“L’HISTOIRE D’UN NOUVEAU CAUCHEMAR” par Simon Moutquin

Il a quelques jours, je vous partageais cette nouvelle affaire d’enfermement d’une jeune étudiante en dentisterie d’origine marocaine, Ouiam Ziti.
Hier j’ai eu l’occasion de m’entretenir par téléphone avec Ouiam, son récit provoque une nouvelle fois un sentiment de honte, mais appelle surtout à des actions au Parlement pour une véritable remise en question des décisions d’enfermements à nos frontières, du fonctionnement de la police qui le gère et de l’Office des étrangers.
Bien entendu, ce sera aussi la responsabilité du Secrétaire d’Etat à l’Asile et la migration et de la Ministre de l’intérieur de faire la lumière sur cette histoire et le fonctionnement, visiblement défaillant, de leur institution. J’y veillerai…
Ouiam raconte son choix de vie; elle a quitté son pays et sa famille il y a 7 ans dans l’unique but d’obtenir un bon diplôme. Elle est arrivée en 2015 en Europe, a obtenu son Bac en France et elle étudie la dentisterie en Roumanie depuis quelques années. Ouiam est une étudiante brillante, dans le top 10 de sa promotion. Son avenir comme dentiste reconnue est garanti, avec tous les projets qu’elle veut mener au Maroc.
Son frère jumeau vit à Lille, son oncle à Bruxelles. Elle fait donc le trajet entre la Roumanie et ces deux pays depuis des années, sans aucune difficulté.
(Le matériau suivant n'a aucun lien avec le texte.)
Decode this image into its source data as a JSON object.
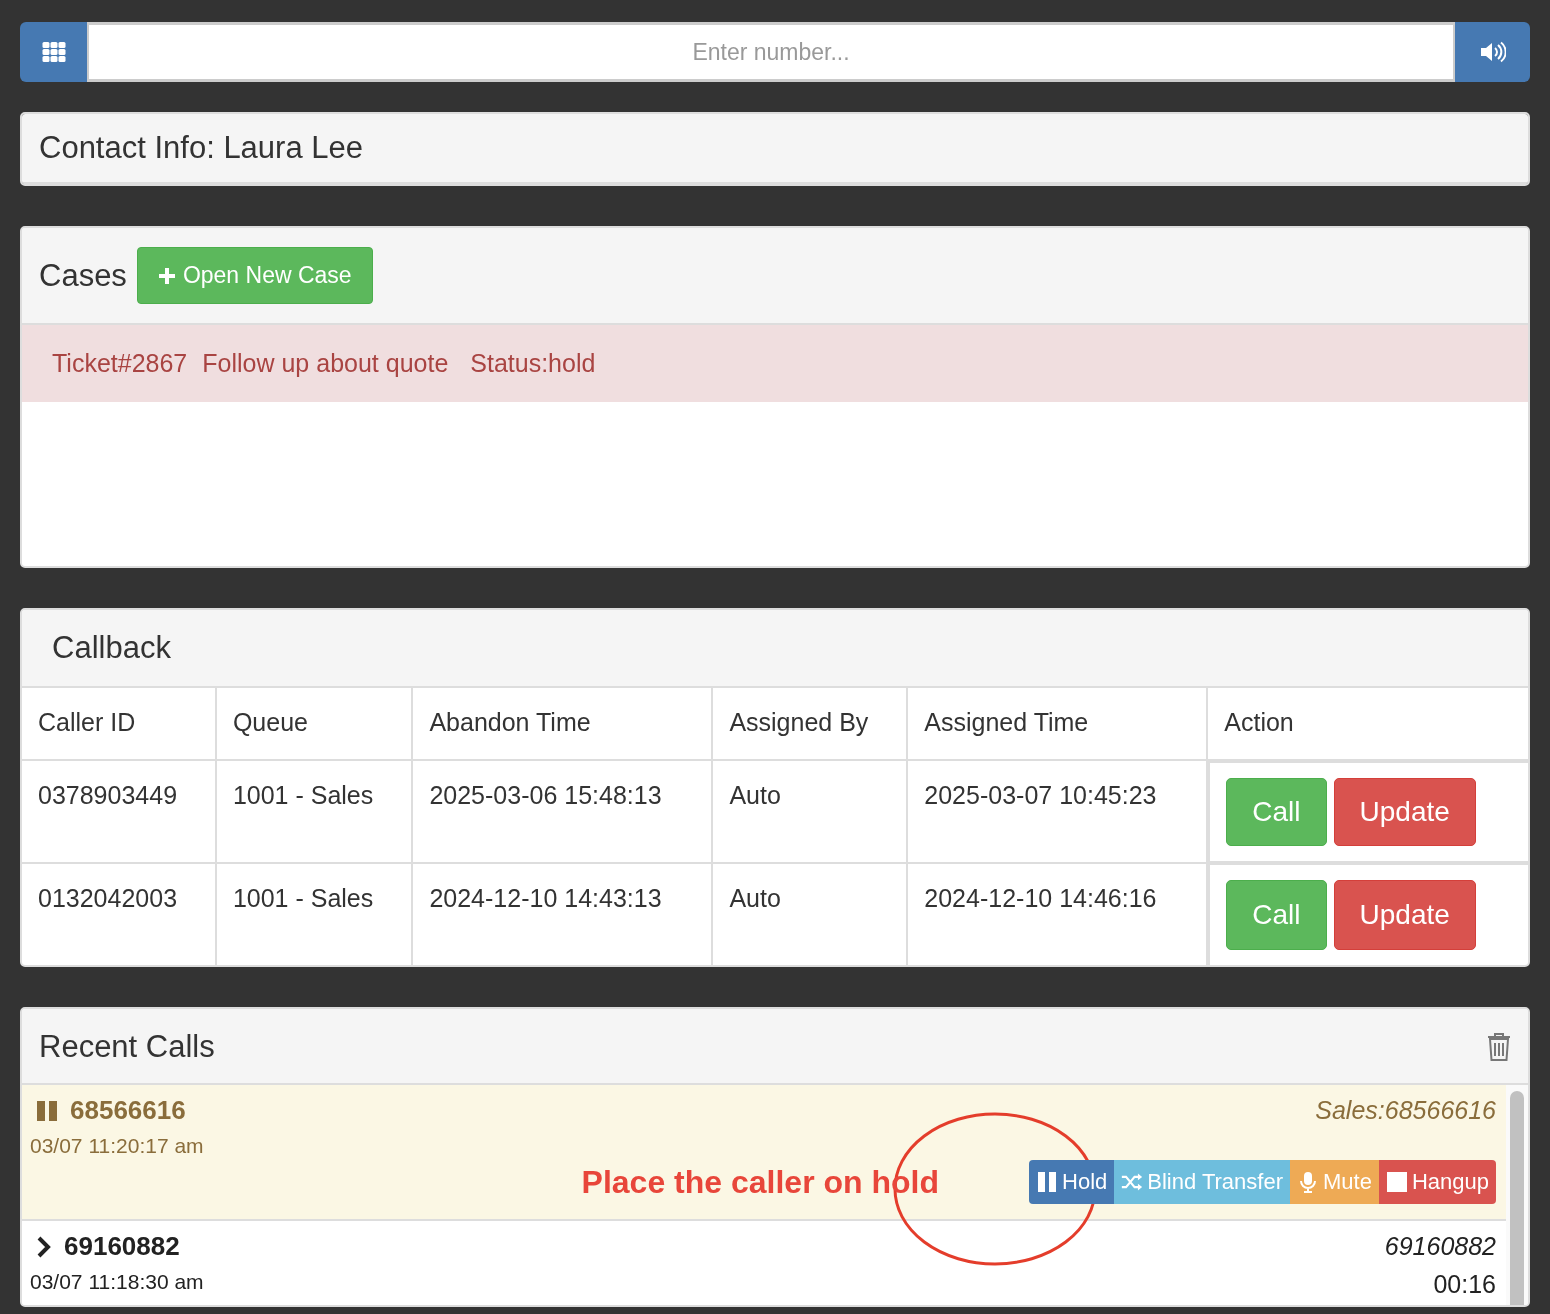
{
  "dialer": {
    "placeholder": "Enter number..."
  },
  "contact": {
    "title": "Contact Info: Laura Lee"
  },
  "cases": {
    "title": "Cases",
    "new_button": "Open New Case",
    "items": [
      {
        "ticket": "Ticket#2867",
        "subject": "Follow up about quote",
        "status": "Status:hold"
      }
    ]
  },
  "callback": {
    "title": "Callback",
    "columns": [
      "Caller ID",
      "Queue",
      "Abandon Time",
      "Assigned By",
      "Assigned Time",
      "Action"
    ],
    "rows": [
      {
        "cells": [
          "0378903449",
          "1001 - Sales",
          "2025-03-06 15:48:13",
          "Auto",
          "2025-03-07 10:45:23"
        ],
        "actions": [
          "Call",
          "Update"
        ]
      },
      {
        "cells": [
          "0132042003",
          "1001 - Sales",
          "2024-12-10 14:43:13",
          "Auto",
          "2024-12-10 14:46:16"
        ],
        "actions": [
          "Call",
          "Update"
        ]
      }
    ]
  },
  "recent_calls": {
    "title": "Recent Calls",
    "calls": [
      {
        "kind": "active",
        "number": "68566616",
        "time": "03/07 11:20:17 am",
        "info": "Sales:68566616",
        "annotation": "Place the caller on hold",
        "buttons": [
          {
            "kind": "hold",
            "label": "Hold"
          },
          {
            "kind": "transfer",
            "label": "Blind Transfer"
          },
          {
            "kind": "mute",
            "label": "Mute"
          },
          {
            "kind": "hangup",
            "label": "Hangup"
          }
        ]
      },
      {
        "kind": "ended",
        "number": "69160882",
        "time": "03/07 11:18:30 am",
        "info": "69160882",
        "duration": "00:16"
      }
    ]
  }
}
Jusqu’à cette arrivée à Charleroi le 13 décembre…
À 10h, on commence à l’interroger sur ses intentions en Belgique malgré un visa Schengen parfaitement en ordre. On lui demande de pouvoir prouver des liquidités, ce qu’elle explique pouvoir faire sans problème vu ses cartes de banque et son compte approvisionné. Son oncle peut aussi se porter garant comme la procédure le permet. L’agent se braque et ne veut rien entendre. Il lui demande des liquidités. Il annonce d’entrée que de toute façon « elle ne rentrera pas en Belgique» (alors que celui-ci n’a pas d’autorité pour cela et n’a pas d’éléments) et lui dit, sur un ton humoristique, « si tu veux, j’ai une carie, on peut s’arranger ».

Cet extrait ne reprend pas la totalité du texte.